Já nos momentos onde o que mais importa para o entendimento da trama é a nuança de detalhes, o autor se demora de maneira a deixar bem marcados no leitor os porquês do final trágico:

“La luz enceguecedora llamaba su atención al principio, poco a poco sus ojos se animaban…”;

“Animábanse sólo al comer, o cuando veían colores brillantes u oían truenos”;

“Tenían, en cambio, cierta facultad imitativa…”;

“… la sirvienta degollaba en la cocina al animal (uma galinha), desangrándolo con parsimonia… los cuatro idiotas… mirando estupefactos la operación. Rojo… rojo…”;

“Los cuatro idiotas… vieron cómo su hermana… en puntas de pie apoyaba la garganta sobre la cresta del cerco, entre sus manos tirantes…”;

“… uno de ellos le apretó el cuello… la arrastraron de una sola pierna hasta la cocina…”.

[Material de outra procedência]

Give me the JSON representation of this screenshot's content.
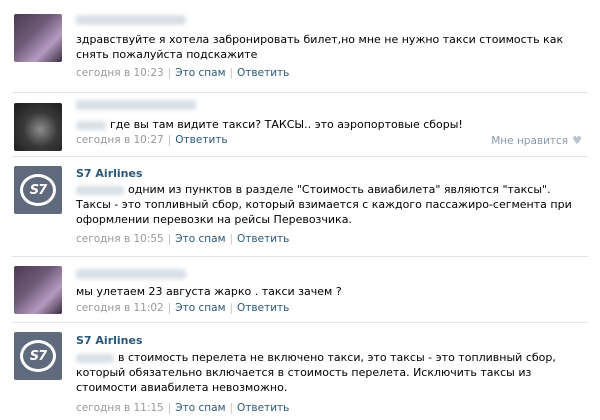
{
  "comments": [
    {
      "text": "здравствуйте я хотела забронировать билет,но мне не нужно такси стоимость как снять пожалуйста подскажите",
      "time": "сегодня в 10:23",
      "spam": "Это спам",
      "reply": "Ответить"
    },
    {
      "text": "где вы там видите такси? ТАКСЫ.. это аэропортовые сборы!",
      "time": "сегодня в 10:27",
      "reply": "Ответить",
      "like": "Мне нравится"
    },
    {
      "name": "S7 Airlines",
      "text": "одним из пунктов в разделе \"Стоимость авиабилета\" являются \"таксы\". Таксы - это топливный сбор, который взимается с каждого пассажиро-сегмента при оформлении перевозки на рейсы Перевозчика.",
      "time": "сегодня в 10:55",
      "spam": "Это спам",
      "reply": "Ответить"
    },
    {
      "text": "мы улетаем 23 августа жарко . такси зачем ?",
      "time": "сегодня в 11:02",
      "spam": "Это спам",
      "reply": "Ответить"
    },
    {
      "name": "S7 Airlines",
      "text": "в стоимость перелета не включено такси, это таксы - это топливный сбор, который обязательно включается в стоимость перелета. Исключить таксы из стоимости авиабилета невозможно.",
      "time": "сегодня в 11:15",
      "spam": "Это спам",
      "reply": "Ответить"
    }
  ],
  "logo_text": "S7",
  "colors": {
    "link": "#2b587a",
    "meta": "#999999",
    "separator": "#e1e6ea",
    "s7_bg": "#5f6a7c"
  }
}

O parágrafo que começa por um verbo no pretérito perfeito marca o início do desfecho da trágica estória: “Amaneció un expléndido dia...”

No início do conto, quando nos é dada a descrição dos idiotas, ficamos sabendo que quase nada lhes tirava de sua imobilidade – “... se mantenían inmóviles, fijos los ojos en los ladrillos...” – a não ser quando o sol se ocultava atrás do muro e os animava com aquela “luz enceguecedora... como si fuera comida”. Mais adiante, soubemos de sua qualidades imitativas. Temos aqui, a associação de luz avermelhada e comida. A cor vermelha se destaca no conto do início ao fim.

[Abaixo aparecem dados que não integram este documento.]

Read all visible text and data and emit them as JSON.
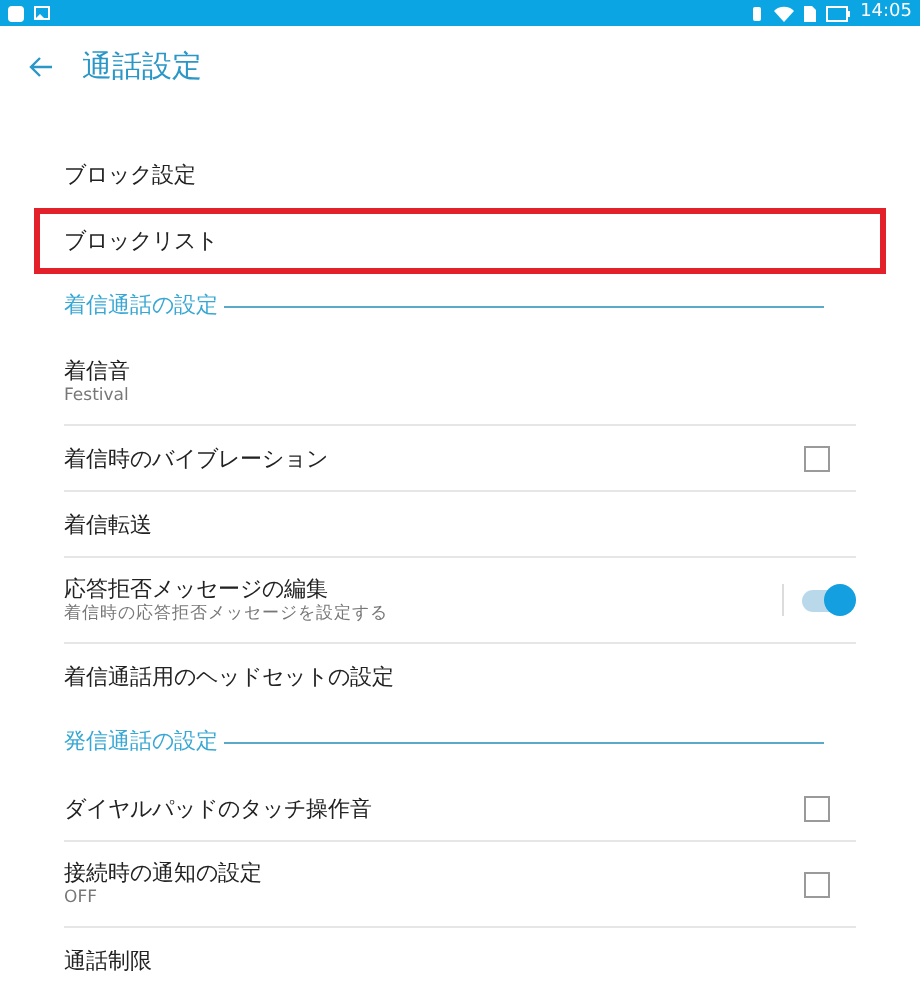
{
  "status_bar": {
    "time": "14:05"
  },
  "header": {
    "title": "通話設定"
  },
  "sections": [
    {
      "items": [
        {
          "kind": "plain",
          "label": "ブロック設定",
          "highlighted": false
        },
        {
          "kind": "plain",
          "label": "ブロックリスト",
          "highlighted": true
        }
      ]
    },
    {
      "title": "着信通話の設定",
      "items": [
        {
          "kind": "plain",
          "label": "着信音",
          "summary": "Festival",
          "highlighted": false
        },
        {
          "kind": "checkbox",
          "label": "着信時のバイブレーション",
          "checked": false,
          "highlighted": false
        },
        {
          "kind": "plain",
          "label": "着信転送",
          "highlighted": false
        },
        {
          "kind": "switch",
          "label": "応答拒否メッセージの編集",
          "summary": "着信時の応答拒否メッセージを設定する",
          "on": true,
          "highlighted": false
        },
        {
          "kind": "plain",
          "label": "着信通話用のヘッドセットの設定",
          "highlighted": false
        }
      ]
    },
    {
      "title": "発信通話の設定",
      "items": [
        {
          "kind": "checkbox",
          "label": "ダイヤルパッドのタッチ操作音",
          "checked": false,
          "highlighted": false
        },
        {
          "kind": "checkbox",
          "label": "接続時の通知の設定",
          "summary": "OFF",
          "checked": false,
          "highlighted": false
        },
        {
          "kind": "plain",
          "label": "通話制限",
          "highlighted": false
        }
      ]
    }
  ]
}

Nessa última parte, aparecerão todas as características daquele “fatídico e lindo dia”. É de fato uma mistura interessante, se não fosse o contexto. Veja: “um expléndido dia”, depois “El día radiante...”, mais a visão dos garotos vendo ser degolada uma galinha com parcimônia “Rojo... rojo...”.


CONCLUSÃO

A construção da estória é tão bem traçada que não podemos deixar de ver o acaso, a casualidade no desenlace. Não vemos juízo de valores. É um conto de acontecimento fantástico, porém de caráter realista.

O tempo mítico foi importante na trama também. O entardecer está diretamente ligado à imagem dos garotos com idiotismo se animando cotidianamente com o avermelhado do céu.

Horacio Quiroga de fato apresenta em seus contos um embate constante entre o homem e a natureza. Ele pertenceu ao tempo do realismo e do naturalismo. Naquela época, discutiam-se a posição do homem em seu meio. Então, era constante a fatalidade nas desgraças do homem, que sofria desventuras não por ira dos deuses e sim por estar em um meio fora de seu controle. Era a época do positivismo e do cientificismo.

Pela materialidade do conto, não podemos inferir em juízos de valores ou questões metafísicas de ira divina, pois ele é construído de forma a nos mostrar que neste embate homem versus natureza, esta venceu. O que se poderia fazer com circunstâncias tão normais como as imagens trabalhadas no conto (tardes lindas, pores-do-sol, trovões etc) e ao mesmo tempo tão fatais para o caso da família Mazzini-Ferraz?

Se pudéssemos tirar algum proveito ou lição, que penso não ser o caso, seria apenas pelas sequelas advindas dos excessos do avô das crianças, pai de Mazzini.

Fica-nos um grande conto, de um grande autor, e que tanto sentiu na pele os acasos e reveses da natureza.


Bibliografia:

QUIROGA, Horacio. A la deriva y otros cuentos. La biblioteca argentina. Serie clásicos. Editorial Losada, 2001. 

Um comentário:

Lais Viajante disse...

Nunca tinha lido nada do autor... Li esse conto e quis saber mais. Ótima resenha.